La coupure du réseau Swift a été utilisée dans d'autres conflits. En 2012, la société basée en Belgique avait exclu de son système plusieurs banques iraniennes à la suite d'une décision de l'UE, avant que la plupart ne soient réintégrées en janvier 2016. Aussi, la coupure avait été opérée contre certaines banques en Afghanistan suite à la prise du pays par les Talibans à l'été 2021.

"Lorsqu'un grand pays envahit un autre pays, il est très difficile de convaincre le dirigeant de l'Etat agresseur de changer d'avis car ce serait un recul personnel trop important", décrypte dans un entretien à l'AFP le chercheur Gary Hufbauer, qui a étudié l'efficacité de ces mesures depuis un siècle. Selon lui, "frapper une économie, ce n'est pas changer la mentalité d'un dirigeant" et les sanctions économiques ne peuvent la plupart du temps pas modifier l'idéologie d'un dirigeant en opération.

"Il y a peu de chances", affirme le chercheur qui estimerait même surprenante l'hypothèse d'un cessez-le-feu rapide avec Kiev. "Je ne dis pas que c'est impossible, je dis juste qu'il n'y a pas de précédent" comparable, affirme encore M. Hufbauer.

« Sur (le système bancaire) Swift, à mon avis, la portée serait limitée en raison des réserve de changes », observe  Christopher Dembik, responsable recherche et stratégie pour la Saxo Bank interrogé par l'AFP. Si on regarde les réserves de la banque centrale russe, (...), il y a eu un vrai processus de diversification. (Avec) du yuan et surtout beaucoup d'or, ce qui rend l'économie russe beaucoup moins dépendante du système dollar. la Russie avait anticipé l'hypothèse d'un durcissement des sanctions », affirmait également à l'AFP Christopher Dembik, responsable recherche et stratégie pour la Saxo Bank.
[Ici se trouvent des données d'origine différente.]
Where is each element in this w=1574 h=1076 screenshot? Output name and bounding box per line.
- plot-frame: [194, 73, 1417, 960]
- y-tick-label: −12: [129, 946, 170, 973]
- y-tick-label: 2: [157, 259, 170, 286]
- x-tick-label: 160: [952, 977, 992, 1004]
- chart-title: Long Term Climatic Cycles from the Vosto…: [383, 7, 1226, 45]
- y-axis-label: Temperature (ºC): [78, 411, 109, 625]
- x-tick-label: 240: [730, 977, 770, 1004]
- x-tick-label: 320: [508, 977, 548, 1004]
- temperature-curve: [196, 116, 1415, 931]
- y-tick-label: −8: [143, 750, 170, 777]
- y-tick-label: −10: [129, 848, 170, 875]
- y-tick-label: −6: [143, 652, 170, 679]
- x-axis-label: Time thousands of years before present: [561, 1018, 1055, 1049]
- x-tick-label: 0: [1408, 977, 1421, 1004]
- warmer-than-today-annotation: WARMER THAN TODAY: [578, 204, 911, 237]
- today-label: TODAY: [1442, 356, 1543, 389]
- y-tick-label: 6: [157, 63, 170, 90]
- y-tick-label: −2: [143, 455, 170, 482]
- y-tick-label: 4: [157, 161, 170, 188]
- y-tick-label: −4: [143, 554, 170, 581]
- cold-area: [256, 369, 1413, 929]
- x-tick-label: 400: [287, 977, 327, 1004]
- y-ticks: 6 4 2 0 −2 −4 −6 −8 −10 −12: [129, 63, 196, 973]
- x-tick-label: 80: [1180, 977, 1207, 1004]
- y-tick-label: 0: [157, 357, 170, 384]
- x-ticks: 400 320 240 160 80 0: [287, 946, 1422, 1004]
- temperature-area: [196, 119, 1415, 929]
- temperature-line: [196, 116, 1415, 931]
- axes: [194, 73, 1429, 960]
D'ailleurs, les banques visées pourront continuer des échanges avec des banques étrangères via d'autres moyens que Swift (emails, fax...), mais moins rapides, bien moins sécurisés et plus coûteux, en particulier pour des montants très importants.

Les conséquences pour les foyers russes

Mais les mesures, qui pourraient encore s'aggraver dans les prochains jours, devraient faire reculer les revenus de la population russe de l'ordre de 10%, affirme-t-il par ailleurs, soit bien davantage que l'effet moyen des sanctions économiques dans l'Histoire.
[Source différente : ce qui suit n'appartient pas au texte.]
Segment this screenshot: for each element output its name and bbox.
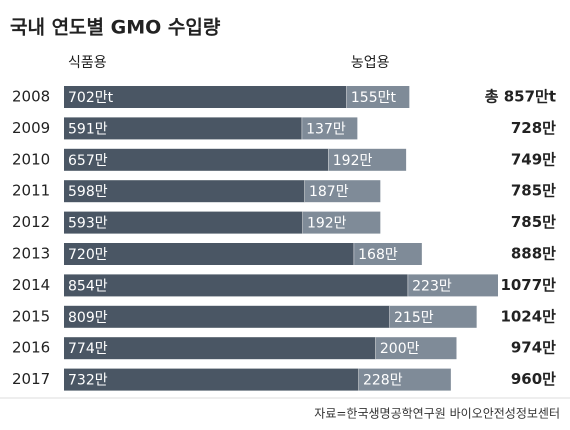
bar-label: 200만 — [380, 341, 420, 357]
total-label: 785만 — [511, 213, 556, 231]
y-tick-label: 2012 — [12, 213, 50, 231]
bar-label: 732만 — [68, 373, 108, 389]
legend-label: 농업용 — [351, 55, 390, 71]
bar-label: 192만 — [307, 216, 347, 232]
bar-label: 774만 — [68, 341, 108, 357]
bar — [64, 180, 305, 203]
bar — [302, 211, 381, 234]
y-tick-label: 2014 — [12, 276, 50, 294]
total-label: 총 857만t — [485, 88, 556, 106]
y-tick-label: 2017 — [12, 370, 50, 388]
bar — [64, 117, 303, 140]
y-tick-label: 2010 — [12, 150, 50, 168]
y-tick-label: 2015 — [12, 307, 50, 325]
bar-label: 593만 — [68, 216, 108, 232]
legend-label: 식품용 — [68, 55, 107, 71]
bar-label: 809만 — [68, 310, 108, 326]
total-label: 1024만 — [500, 307, 556, 325]
bar-label: 720만 — [68, 247, 108, 263]
bar — [64, 305, 391, 328]
bar-label: 155만t — [351, 90, 397, 106]
bar-label: 228만 — [363, 373, 403, 389]
bar — [64, 211, 303, 234]
total-label: 888만 — [511, 245, 556, 263]
bar-label: 187만 — [309, 184, 349, 200]
bar — [390, 305, 477, 328]
bar-label: 192만 — [333, 153, 373, 169]
bar — [304, 180, 381, 203]
y-tick-label: 2016 — [12, 339, 50, 357]
y-tick-label: 2013 — [12, 245, 50, 263]
total-label: 974만 — [511, 339, 556, 357]
bar — [64, 86, 347, 108]
bar-label: 223만 — [412, 278, 452, 294]
bar — [328, 148, 407, 171]
bar — [64, 337, 376, 360]
y-tick-label: 2008 — [12, 88, 50, 106]
total-label: 749만 — [511, 150, 556, 168]
bar-label: 702만t — [68, 90, 114, 106]
total-label: 1077만 — [500, 276, 556, 294]
bar-label: 854만 — [68, 278, 108, 294]
bar — [64, 274, 409, 297]
y-tick-label: 2009 — [12, 119, 50, 137]
total-label: 728만 — [511, 119, 556, 137]
bar-label: 657만 — [68, 153, 108, 169]
bar — [354, 243, 422, 265]
bar-label: 215만 — [394, 310, 434, 326]
bar — [408, 274, 498, 297]
bar — [64, 243, 355, 265]
bar-label: 598만 — [68, 184, 108, 200]
bar — [64, 148, 329, 171]
bar-label: 168만 — [358, 247, 398, 263]
bar — [302, 117, 358, 140]
bar — [64, 368, 359, 391]
chart-title: 국내 연도별 GMO 수입량 — [10, 17, 221, 39]
y-tick-label: 2011 — [12, 182, 50, 200]
bar-label: 137만 — [306, 121, 346, 137]
bar-label: 591만 — [68, 121, 108, 137]
total-label: 785만 — [511, 182, 556, 200]
bar — [358, 368, 451, 391]
source: 자료=한국생명공학연구원 바이오안전성정보센터 — [314, 407, 560, 421]
bar — [375, 337, 457, 360]
bar — [346, 86, 410, 108]
total-label: 960만 — [511, 370, 556, 388]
Le porte-parole du Kremlin, Dmitri Peskov, a reconnu lundi que les sanctions prises par les Occidentaux pour punir Moscou de son invasion de l'Ukraine étaient "lourdes" et "problématiques", tout en assurant que la Russie avait "les capacités nécessaires pour compenser les dégâts".

Autre sanction, les réseaux de paiement Visa et Mastercard ont également décidé de couper leur service aux banques visées par les sanctions.

Les Vingt-Sept ont également décidé d'interdire les contenus multimédias de Sputnik et les déclinaisons en anglais, allemand, français et espagnol de la chaîne Russia Today (RT) sur les réseaux de télévision ainsi que sur internet au sein de l'UE.

(Avec AFP)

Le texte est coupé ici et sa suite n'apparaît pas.